Re: Bilabial click
From: | Christophe Grandsire <christophe.grandsire@...> |
Date: | Tuesday, January 15, 2002, 8:14 |
En réponse à Adam Walker <dreamertwo@...>:
>
> I'd be interested too. Not because I haven't heard clicks before, but
> because I have a thing for them. I've heard and spoken names/phrases
> in
> Zulu, Xhosa and Nama that include clicks. It's quite do-able and LOADS
> of
> fun.
I agree for the fun :) . But as for the doable (I have already enough
difficulties with many pulmonic consonnants, so non-pulmonic ones are still far
from my reach :) ).
. . . I just had an idea. a very wicked idea.
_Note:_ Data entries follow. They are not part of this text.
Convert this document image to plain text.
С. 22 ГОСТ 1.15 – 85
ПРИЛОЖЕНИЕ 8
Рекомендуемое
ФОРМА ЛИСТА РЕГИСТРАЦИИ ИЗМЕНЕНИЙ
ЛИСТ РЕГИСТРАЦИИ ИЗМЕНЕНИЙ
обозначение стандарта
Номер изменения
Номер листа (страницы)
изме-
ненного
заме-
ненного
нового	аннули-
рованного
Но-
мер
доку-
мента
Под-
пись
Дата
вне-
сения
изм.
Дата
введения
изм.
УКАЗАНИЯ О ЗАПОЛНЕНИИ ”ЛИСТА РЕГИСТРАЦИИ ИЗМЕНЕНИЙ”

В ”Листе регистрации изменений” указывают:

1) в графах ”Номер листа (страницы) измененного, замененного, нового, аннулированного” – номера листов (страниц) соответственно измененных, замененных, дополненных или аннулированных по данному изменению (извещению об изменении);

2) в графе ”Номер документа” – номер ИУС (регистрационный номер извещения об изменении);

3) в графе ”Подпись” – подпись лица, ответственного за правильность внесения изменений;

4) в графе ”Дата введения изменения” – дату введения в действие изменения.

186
And idea that
> czHANgie would appreciate. (now that you're all terrified) What if
> English
> mutated so that ALL the consonants became clicks??
>
Isn't it already that way? :))))
> Well, maybe we'd have to except the nasals, semivowels and liquids. . .
> .
>
Well, make nasalised, palatalised, labiovelar, lateral and retroflex
clicks... :))))
I've just discovered that in one dialect of Itakian (particularly in Southern
Africa - but not specifically in South Africa :)) -), all stops were realised
as clicks (well, except for the glottal stop :) ), and fricatives can be
realised as stops or fricatives depending on their environment... Itakian gets
weirder and weirder... :)) At least, at the phonemic level things don't
change :)) .
Christophe.
http://rainbow.conlang.free.fr
Take your life as a movie: do not let anybody else play the leading role.